Hoy, artista: ¿Qué ocurre en tu mente durante el proceso de hacer una muñeca?
Todo depende de la etapa del proceso. Por ejemplo, si la persona me indica que es una guía espiritual, entonces yo sé que el cuerpo de la muñeca tiene que ser de cierta forma, una forma que yo pueda manejar para que tenga las piernas grandes, el fundillo grande, tú sabes, una mulata era ancha, grande. Si la muñeca es para una niña la forma de ese cuerpo es una forma más pequeña, más recogida. Si va a ser una muñequita de bomba y plena entonces el cuerpo es más recogido para que la falda, la enagua y el delantal de bomba le queden más adecuados a su cuerpo. Ahora, en el proceso de pintarle las caras, yo he descubierto que es un proceso que no puedo hacer durante el día, es un proceso que tengo que hacer por la madrugada cuando hay un silencio que yo puedo realmente sentir y comunicame con esa muñeca individualmente. El proceso de la ropa ya es como amoldarle esa ropa a su cuerpito. Por normalidad no le pongo ni pantallas ni nada de joyas, ellas piden que la persona que las recibe es la que le tiene que brindar esos detalles. Es como decir: La muñeca se siente recibida y agradecida hacia la persona cuando le cambia el paño, le pone pantallas, le brida collares, le pone pulseras. Ya entonces está esa comunicación entre la dueña o dueño y la muñeca.
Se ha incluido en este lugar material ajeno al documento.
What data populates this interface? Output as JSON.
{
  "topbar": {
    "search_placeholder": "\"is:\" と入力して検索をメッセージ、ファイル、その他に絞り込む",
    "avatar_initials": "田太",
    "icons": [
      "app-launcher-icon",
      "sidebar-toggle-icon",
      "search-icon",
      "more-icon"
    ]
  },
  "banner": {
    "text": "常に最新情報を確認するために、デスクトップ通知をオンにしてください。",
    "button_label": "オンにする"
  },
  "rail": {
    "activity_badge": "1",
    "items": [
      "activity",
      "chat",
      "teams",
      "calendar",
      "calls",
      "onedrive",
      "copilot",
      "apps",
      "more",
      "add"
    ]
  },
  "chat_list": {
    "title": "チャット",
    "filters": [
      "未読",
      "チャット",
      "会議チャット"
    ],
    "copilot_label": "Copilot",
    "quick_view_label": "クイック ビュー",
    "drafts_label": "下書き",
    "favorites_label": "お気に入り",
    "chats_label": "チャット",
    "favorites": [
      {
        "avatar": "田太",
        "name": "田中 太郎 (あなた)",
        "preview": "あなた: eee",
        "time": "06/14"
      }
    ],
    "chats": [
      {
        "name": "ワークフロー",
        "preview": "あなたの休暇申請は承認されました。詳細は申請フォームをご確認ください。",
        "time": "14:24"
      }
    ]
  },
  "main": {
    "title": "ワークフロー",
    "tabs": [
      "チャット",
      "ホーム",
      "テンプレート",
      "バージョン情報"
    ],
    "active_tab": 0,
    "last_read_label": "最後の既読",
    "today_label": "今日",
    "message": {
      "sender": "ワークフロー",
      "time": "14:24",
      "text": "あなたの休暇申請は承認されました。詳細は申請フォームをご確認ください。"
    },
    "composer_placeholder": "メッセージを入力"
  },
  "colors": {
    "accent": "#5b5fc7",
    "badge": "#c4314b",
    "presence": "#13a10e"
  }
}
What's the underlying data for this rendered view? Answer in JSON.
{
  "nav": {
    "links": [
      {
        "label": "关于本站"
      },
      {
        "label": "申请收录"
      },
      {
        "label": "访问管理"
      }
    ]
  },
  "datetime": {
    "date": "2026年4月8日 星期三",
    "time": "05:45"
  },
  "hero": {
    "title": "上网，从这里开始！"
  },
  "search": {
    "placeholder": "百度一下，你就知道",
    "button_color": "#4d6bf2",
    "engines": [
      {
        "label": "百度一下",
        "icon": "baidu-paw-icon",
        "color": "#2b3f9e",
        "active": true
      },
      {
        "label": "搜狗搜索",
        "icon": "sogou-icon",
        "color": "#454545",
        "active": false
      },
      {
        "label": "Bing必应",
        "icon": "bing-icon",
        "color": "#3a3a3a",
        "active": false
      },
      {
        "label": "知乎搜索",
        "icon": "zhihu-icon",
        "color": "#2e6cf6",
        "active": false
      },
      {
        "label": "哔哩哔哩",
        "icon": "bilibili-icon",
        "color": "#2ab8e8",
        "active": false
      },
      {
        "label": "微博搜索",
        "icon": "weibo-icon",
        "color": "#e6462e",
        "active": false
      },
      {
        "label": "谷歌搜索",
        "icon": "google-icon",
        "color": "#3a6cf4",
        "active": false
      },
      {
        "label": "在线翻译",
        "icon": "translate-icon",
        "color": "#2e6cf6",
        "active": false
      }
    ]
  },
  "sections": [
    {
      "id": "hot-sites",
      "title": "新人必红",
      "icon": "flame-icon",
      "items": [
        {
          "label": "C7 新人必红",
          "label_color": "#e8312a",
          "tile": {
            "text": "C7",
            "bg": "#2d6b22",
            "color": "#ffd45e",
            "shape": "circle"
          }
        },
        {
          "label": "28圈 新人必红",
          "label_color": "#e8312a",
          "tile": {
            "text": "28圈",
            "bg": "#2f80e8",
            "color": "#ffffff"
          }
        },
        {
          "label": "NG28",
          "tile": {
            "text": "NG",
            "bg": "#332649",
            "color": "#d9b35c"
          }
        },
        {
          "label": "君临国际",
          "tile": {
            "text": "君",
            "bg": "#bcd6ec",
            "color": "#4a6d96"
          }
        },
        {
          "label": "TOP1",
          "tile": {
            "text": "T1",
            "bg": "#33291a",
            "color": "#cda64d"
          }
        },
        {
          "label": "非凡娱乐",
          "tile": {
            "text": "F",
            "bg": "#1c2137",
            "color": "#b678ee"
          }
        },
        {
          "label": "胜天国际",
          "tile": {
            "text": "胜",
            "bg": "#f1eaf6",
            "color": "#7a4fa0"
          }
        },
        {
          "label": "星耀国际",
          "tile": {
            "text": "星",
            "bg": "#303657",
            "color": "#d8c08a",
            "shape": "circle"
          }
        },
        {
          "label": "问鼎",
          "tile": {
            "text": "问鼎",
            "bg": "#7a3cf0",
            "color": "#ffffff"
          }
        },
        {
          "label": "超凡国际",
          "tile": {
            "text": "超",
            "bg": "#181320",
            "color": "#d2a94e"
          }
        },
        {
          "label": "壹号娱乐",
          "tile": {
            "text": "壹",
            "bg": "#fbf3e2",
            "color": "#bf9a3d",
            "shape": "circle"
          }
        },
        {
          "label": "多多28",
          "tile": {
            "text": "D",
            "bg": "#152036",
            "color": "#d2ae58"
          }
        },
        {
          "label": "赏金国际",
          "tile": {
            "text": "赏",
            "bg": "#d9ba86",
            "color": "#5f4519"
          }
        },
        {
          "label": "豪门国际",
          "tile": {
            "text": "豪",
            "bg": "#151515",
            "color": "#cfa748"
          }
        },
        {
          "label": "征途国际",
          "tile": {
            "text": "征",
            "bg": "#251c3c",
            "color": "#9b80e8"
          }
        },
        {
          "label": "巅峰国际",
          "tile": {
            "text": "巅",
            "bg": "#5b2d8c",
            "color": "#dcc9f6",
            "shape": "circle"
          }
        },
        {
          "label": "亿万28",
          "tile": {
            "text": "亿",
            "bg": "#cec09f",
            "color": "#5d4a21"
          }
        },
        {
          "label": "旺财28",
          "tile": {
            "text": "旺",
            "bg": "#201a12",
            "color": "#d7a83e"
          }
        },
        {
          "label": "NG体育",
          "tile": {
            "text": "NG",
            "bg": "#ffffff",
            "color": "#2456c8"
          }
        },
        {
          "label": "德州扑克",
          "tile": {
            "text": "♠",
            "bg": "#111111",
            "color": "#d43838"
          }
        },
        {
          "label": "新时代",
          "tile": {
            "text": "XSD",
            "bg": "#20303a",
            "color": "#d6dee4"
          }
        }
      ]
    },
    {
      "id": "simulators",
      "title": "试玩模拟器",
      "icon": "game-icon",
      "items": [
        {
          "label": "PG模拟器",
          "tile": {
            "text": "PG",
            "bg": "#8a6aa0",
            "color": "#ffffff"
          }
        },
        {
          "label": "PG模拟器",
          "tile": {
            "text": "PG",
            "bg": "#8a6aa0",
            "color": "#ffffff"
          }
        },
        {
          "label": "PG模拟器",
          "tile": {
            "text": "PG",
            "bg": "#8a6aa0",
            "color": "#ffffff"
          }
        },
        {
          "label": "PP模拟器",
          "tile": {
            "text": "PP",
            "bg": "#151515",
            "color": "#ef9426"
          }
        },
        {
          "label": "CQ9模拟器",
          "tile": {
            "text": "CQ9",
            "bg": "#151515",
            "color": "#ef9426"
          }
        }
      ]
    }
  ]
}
Cascabel de cobre: Tres preguntas que en realidad son parte de los mismo: ¿Cuándo hiciste tu primera muñeca? ¿Cómo era? ¿Para quién fue?
Ay Dios mío, eso es una tortura, yo creo que fue en el año 95 ó 96, no tengo la menor idea de cuánto tiempo me demoré en hacerla. Empecé cortando el cuerpo y después la cara. Ella se llama Fernanda y cuando la hice, inicialmente no tenía orejas. Después de un año de tenerla, alguien me dijo: “Ella quiere oír todo” y tuve que abrirle la cabeza y ponerle orejas. Ella inicialmente tenía la ropa blanca, pero como a los dos o tres años le hice otro vestido y es azul. Su ropa siempre tiene que ser de mucha elegancia, no puede ser sencilla. Ella mide de 25” a 30”. No puedo sacarla de su sitio a medirla. Ella vive en su silla y “no me toques”. Ella es una de mis protecciones espirituales. Pero después de ella llegó la Gitana, llegó una tatarabuela de nombre Esperanza, llegó una bien rara porque la hice para vender y la vestí de verde, y un día la muñeca me dice “yo soy Abram pata e palo, ¿por qué no me vistes de hombre”. Entonces Abram pata e palo está vestido de blanco. Él era un tío de mi mamá que le decían Abram pata e palo. Y la última que hice para mí es Ángela Colina, no me preguntes quien es ni de donde vino, pero ella tiene que estar conmigo, es la única que vive en mi cama.
No apto para turistas: ¿Cómo puede separar a una familia tan especial?
No es que ellas sean una familia, porque realmente ellas no son mi familia, ellas son hechas por mi persona para que lleguen a sus familias. Porque cada persona tiene sus guías espirituales. Había una niña que se llamaba Gladys. Cada vez que yo veía a Gladys en mi mente yo pensaba “Gladys” pero me salía “Sylvia”. Entonces yo decidí hacerle la muñequita Sylvia a esta niña con el permiso de su mamá. Pero la mamá nunca la vino a buscar, y entonces sí, Sylvia se convirtió en mi familia porque Sylvia todavía vive con mis muñecas.
Escapadas: ¿Que es una muñeca y como se distingue de un prop, una replica o un fetiche?
No se compara, porque el propósito de ellas no es ser un símbolo. El propósito de ellas es ser la representación de nuestros ancestros, sean ellos esclavos o más cercanos. O de descendencia europea. Una muñeca es una muñeca, puede ser una muñeca de trapo ([término] que no me gusta para las mías), puede ser de porcelana, una muñeca es una muñeca no importa de qué se haga. Jamás en mi vida yo he visto una muñeca como prop, a menos que se haga de cartón para simbolizar algo. La palabra muñeca implica para mí algo que puedes abrazar, sostener, vestir, desvestir, ponerle tus gustos. A un prop tú no puedes hacerle esas cosas. La muñeca espiritual es algo muy privado y un objeto que uno debe de tenerle cierto nivel de respeto. En los últimos años (en los que posiblemente he hecho más de cien muñecas) mi opinión es que ninguna se repite, puedo usar las mismas telas, los mismos colores, pero ninguna se ve exactamente como la otra. La única forma en la que yo puedo hacer una muñeca replicada es que los ancestros hayan sido gemelos idénticos.